Senior depth: Even at temperature 0 you’re not guaranteed bit-for-bit reproducibility (floating-point and batching effects). Self-consistency is a useful trick: sample several reasoning chains and take the majority answer. Constrained/structured decoding (topic 7) overlaps here.
Interview tie-in: For a RAG or extraction system you want low temperature — you’re after faithful, grounded, reproducible answers, not creativity. Stating “I’d run generation at low/zero temperature to reduce hallucination” is a clean, correct design choice.
8. LLM inference
Beginner: Inference is running the trained model to generate text (as opposed to training, which updates weights). This is where most of your production cost and latency live.
Two phases:
• Prefill — process the entire prompt in parallel, producing the first token and the KV cache. Compute-bound.
• Decode — generate tokens one at a time, each reusing the cache. Memory-bandwidth-bound.
Key concepts and levers:
• KV cache — stored key/value vectors for past tokens so they aren’t recomputed. It grows with sequence length × layers × batch size, so it’s a major memory consumer and the reason long contexts get expensive.
• Latency metrics — TTFT (time to first token), inter-token latency, and throughput (tokens/sec). These trade off against each other.
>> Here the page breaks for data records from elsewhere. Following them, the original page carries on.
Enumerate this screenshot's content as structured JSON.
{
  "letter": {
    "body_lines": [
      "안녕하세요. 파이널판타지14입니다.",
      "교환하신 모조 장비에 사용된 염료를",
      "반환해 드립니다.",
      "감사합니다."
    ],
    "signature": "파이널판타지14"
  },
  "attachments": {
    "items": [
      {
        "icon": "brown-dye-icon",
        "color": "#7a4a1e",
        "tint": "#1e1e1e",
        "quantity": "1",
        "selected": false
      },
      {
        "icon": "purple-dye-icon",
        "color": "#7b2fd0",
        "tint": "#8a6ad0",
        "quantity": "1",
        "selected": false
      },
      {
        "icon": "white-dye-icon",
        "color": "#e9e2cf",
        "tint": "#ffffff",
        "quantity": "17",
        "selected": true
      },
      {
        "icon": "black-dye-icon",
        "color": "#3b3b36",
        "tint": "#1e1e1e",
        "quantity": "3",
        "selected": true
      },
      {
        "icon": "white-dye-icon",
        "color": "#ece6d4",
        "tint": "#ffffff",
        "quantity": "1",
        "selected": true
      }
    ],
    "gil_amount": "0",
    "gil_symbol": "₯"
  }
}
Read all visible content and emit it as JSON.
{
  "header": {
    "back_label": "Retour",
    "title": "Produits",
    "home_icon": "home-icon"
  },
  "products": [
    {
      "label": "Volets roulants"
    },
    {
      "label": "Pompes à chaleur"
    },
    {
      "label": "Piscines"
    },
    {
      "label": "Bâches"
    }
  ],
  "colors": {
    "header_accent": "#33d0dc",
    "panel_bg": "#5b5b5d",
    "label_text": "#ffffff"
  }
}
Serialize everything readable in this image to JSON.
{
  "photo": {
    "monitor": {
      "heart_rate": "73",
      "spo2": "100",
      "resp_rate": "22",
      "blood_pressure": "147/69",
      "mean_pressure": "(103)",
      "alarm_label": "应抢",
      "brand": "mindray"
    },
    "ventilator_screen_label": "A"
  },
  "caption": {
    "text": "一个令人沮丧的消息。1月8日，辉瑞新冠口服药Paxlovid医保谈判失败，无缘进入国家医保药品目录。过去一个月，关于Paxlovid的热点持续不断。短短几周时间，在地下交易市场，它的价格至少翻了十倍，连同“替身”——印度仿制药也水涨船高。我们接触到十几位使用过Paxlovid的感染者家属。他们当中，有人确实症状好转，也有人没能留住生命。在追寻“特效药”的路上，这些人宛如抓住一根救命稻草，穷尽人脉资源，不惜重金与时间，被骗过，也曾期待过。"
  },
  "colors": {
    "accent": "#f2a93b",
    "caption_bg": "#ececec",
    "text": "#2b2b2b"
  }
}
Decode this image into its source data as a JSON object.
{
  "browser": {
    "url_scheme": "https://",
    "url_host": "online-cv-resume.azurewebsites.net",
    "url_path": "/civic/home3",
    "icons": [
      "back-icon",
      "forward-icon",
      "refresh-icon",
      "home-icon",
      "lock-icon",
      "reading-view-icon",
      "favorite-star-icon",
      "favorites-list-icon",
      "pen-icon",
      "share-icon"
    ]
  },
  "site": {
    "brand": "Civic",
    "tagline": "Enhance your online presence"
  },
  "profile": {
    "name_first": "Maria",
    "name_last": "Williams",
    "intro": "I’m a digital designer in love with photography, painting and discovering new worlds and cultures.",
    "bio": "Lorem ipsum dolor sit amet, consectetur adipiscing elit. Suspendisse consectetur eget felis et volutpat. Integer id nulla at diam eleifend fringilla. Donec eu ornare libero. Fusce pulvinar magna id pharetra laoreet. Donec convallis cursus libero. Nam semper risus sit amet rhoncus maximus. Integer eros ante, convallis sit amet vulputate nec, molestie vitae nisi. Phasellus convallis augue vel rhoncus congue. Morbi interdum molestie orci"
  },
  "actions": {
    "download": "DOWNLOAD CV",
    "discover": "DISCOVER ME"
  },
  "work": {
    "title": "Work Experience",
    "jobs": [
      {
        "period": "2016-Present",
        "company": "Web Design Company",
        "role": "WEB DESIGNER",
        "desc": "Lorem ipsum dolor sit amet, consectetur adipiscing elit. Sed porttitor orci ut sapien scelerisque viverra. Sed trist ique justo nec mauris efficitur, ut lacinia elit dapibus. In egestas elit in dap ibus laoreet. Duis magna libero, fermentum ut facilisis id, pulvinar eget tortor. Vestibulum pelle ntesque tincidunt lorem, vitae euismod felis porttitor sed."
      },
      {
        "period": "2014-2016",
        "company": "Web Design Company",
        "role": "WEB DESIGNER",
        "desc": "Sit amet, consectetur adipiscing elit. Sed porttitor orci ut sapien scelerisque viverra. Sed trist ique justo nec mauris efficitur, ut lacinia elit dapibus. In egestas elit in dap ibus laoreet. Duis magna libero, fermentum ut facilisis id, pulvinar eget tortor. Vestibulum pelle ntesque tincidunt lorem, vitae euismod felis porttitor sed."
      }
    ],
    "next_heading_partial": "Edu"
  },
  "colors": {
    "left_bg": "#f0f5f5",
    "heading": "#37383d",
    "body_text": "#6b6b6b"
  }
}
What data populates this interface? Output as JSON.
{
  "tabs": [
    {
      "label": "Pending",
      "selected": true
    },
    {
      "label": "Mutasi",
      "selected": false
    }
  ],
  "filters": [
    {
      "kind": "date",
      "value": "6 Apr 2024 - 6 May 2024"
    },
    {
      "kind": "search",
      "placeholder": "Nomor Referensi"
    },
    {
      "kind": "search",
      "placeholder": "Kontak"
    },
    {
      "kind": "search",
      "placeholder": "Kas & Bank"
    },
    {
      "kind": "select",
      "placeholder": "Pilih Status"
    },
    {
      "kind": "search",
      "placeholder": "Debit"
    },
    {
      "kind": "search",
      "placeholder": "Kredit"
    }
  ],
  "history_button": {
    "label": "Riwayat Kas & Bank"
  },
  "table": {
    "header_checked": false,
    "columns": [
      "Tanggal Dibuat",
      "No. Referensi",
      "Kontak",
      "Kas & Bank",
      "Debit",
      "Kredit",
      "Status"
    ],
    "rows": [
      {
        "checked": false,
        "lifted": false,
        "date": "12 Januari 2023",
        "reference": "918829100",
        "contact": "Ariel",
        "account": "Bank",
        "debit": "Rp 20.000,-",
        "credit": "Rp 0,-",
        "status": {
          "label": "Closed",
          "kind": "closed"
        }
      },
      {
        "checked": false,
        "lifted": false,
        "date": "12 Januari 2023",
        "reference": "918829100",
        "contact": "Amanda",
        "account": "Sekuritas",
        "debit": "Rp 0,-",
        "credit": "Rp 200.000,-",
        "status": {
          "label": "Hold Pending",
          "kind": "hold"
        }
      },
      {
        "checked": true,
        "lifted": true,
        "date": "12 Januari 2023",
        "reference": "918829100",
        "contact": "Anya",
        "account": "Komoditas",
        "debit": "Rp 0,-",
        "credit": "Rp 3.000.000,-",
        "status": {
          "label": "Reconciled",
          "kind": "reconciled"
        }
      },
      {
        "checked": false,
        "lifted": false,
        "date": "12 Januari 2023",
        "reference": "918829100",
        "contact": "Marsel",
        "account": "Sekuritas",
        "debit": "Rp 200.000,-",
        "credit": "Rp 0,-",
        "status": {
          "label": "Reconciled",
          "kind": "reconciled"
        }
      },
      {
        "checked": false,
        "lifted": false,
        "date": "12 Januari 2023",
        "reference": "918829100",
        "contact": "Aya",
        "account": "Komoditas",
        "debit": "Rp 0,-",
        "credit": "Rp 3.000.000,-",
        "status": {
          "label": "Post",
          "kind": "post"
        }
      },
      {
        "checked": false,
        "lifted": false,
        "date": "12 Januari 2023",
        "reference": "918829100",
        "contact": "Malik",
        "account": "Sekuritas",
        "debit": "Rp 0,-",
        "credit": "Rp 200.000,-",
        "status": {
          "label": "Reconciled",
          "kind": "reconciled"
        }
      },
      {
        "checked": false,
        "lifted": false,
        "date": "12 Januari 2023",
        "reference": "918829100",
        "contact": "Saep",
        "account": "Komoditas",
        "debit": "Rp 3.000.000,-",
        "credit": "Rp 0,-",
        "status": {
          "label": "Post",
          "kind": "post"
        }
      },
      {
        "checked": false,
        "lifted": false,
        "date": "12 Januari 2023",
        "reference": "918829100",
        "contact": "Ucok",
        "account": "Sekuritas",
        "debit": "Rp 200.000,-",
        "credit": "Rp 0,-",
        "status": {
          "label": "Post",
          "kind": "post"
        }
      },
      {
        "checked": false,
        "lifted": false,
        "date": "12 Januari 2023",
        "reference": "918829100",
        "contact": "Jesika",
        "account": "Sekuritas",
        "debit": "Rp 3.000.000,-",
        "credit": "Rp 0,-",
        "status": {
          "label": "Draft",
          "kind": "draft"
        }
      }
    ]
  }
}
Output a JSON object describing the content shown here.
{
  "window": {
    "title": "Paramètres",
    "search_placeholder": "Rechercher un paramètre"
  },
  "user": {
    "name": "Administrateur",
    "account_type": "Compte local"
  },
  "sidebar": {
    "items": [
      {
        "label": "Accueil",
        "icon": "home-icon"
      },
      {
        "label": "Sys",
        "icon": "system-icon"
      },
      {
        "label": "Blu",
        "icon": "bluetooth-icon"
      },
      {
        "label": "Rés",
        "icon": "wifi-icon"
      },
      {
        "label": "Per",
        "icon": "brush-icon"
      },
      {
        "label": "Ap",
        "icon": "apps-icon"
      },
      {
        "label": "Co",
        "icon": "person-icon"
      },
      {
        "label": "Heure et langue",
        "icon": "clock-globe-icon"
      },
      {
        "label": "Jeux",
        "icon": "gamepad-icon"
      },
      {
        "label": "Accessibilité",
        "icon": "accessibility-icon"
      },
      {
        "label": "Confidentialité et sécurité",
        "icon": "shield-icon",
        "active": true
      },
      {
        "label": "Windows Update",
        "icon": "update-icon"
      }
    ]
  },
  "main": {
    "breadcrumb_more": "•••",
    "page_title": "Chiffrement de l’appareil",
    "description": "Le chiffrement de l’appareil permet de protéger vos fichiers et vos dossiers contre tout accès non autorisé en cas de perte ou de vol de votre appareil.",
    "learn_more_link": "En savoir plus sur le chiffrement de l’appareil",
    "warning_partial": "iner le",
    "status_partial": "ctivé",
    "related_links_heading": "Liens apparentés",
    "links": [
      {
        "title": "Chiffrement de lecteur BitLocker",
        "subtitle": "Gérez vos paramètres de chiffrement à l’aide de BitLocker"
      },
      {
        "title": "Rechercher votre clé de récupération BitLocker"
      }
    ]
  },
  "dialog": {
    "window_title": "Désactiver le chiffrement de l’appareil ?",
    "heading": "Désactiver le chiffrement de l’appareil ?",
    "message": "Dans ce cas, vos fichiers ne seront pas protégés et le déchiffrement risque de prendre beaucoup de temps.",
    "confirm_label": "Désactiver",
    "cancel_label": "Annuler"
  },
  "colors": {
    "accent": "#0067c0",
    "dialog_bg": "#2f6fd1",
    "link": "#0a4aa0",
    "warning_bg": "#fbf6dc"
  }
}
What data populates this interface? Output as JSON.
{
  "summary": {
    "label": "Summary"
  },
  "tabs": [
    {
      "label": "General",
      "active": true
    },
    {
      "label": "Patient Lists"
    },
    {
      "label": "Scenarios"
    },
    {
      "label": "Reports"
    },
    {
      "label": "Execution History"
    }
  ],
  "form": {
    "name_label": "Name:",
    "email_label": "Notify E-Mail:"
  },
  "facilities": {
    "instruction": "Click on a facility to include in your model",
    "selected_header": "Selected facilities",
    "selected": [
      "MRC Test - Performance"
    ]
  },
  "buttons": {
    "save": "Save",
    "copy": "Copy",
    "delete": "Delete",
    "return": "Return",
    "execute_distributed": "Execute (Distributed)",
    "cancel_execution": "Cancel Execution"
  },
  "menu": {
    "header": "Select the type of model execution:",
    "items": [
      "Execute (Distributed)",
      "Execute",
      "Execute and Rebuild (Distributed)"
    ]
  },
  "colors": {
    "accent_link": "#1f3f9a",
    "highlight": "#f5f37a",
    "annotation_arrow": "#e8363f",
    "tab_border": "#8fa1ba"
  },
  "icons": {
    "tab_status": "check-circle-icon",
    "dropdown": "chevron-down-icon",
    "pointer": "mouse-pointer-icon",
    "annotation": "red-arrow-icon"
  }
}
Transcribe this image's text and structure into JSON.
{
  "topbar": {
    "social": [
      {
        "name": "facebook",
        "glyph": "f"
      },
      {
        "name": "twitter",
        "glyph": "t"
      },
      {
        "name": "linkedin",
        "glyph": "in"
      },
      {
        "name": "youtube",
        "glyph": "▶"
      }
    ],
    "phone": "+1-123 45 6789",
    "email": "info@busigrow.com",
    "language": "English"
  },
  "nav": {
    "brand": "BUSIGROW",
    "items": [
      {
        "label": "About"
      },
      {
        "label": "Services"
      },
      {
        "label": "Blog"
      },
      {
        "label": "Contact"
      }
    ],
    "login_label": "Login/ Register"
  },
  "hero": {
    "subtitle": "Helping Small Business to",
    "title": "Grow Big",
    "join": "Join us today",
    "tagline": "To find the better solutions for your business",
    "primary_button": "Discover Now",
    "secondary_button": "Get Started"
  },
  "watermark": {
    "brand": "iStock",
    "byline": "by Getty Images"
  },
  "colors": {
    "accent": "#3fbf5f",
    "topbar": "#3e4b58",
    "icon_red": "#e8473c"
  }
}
• Batching — continuous/in-flight batching (e.g., vLLM) keeps the GPU busy across many requests.
• Quantization — running weights at INT8/INT4 instead of FP16 to shrink memory and cost.
• Speculative decoding — a small “draft” model proposes tokens, the big model verifies them in parallel; speeds up decode.
• Prefix caching — reuse the KV cache for a shared prompt prefix across requests. This is huge for RAG, where you have a big fixed system prompt every call.
Interview tie-in: Cost is roughly proportional to tokens (input + output), and context length drives KV-cache memory. Expect questions like “how do you cut latency/cost?” Good answers: prefix-cache the system prompt, cap output length, retrieve fewer/better chunks instead of stuffing, use a smaller model for easy queries (routing), batch requests.
4. Providing context / RAG / needle-in-a-haystack
This is the heart of your interview, so it gets the most space.
Beginner: A model only “knows” two things: what’s frozen in its weights (training data, with a cutoff) and what’s in the current prompt. To give it fresh, private, or company-specific knowledge, you put that knowledge in the prompt. RAG automates finding the right knowledge to insert.
The RAG pipeline (maps directly to their loop):
• Ingest/index — split documents into chunks, convert each chunk into an embedding (a vector capturing meaning), store in a vector database.
• Retrieve — embed the user’s query, find the nearest chunks (semantic search), often combined with keyword search, then rerank to keep the best few.
• Reason — put the top chunks + the question into a prompt; the model answers grounded in them, ideally with citations.
The needle-in-a-haystack problem: A test where you hide one specific fact (the needle) inside a very long context (the haystack) and ask the model to find it. The well-known result is “lost in the middle” — models reliably use information at the start and end of the context but degrade in the middle. The implication is critical: even with million-token context windows, dumping everything in is unreliable. Good retrieval plus smart ordering (put the most important chunk first or last) beats brute-force stuffing — and it’s cheaper and faster.
Senior depth — this is where you win the interview:
• Chunking strategy — size and overlap matter. Too large adds noise and cost; too small loses context. Prefer semantic/structure-aware chunking over fixed character counts.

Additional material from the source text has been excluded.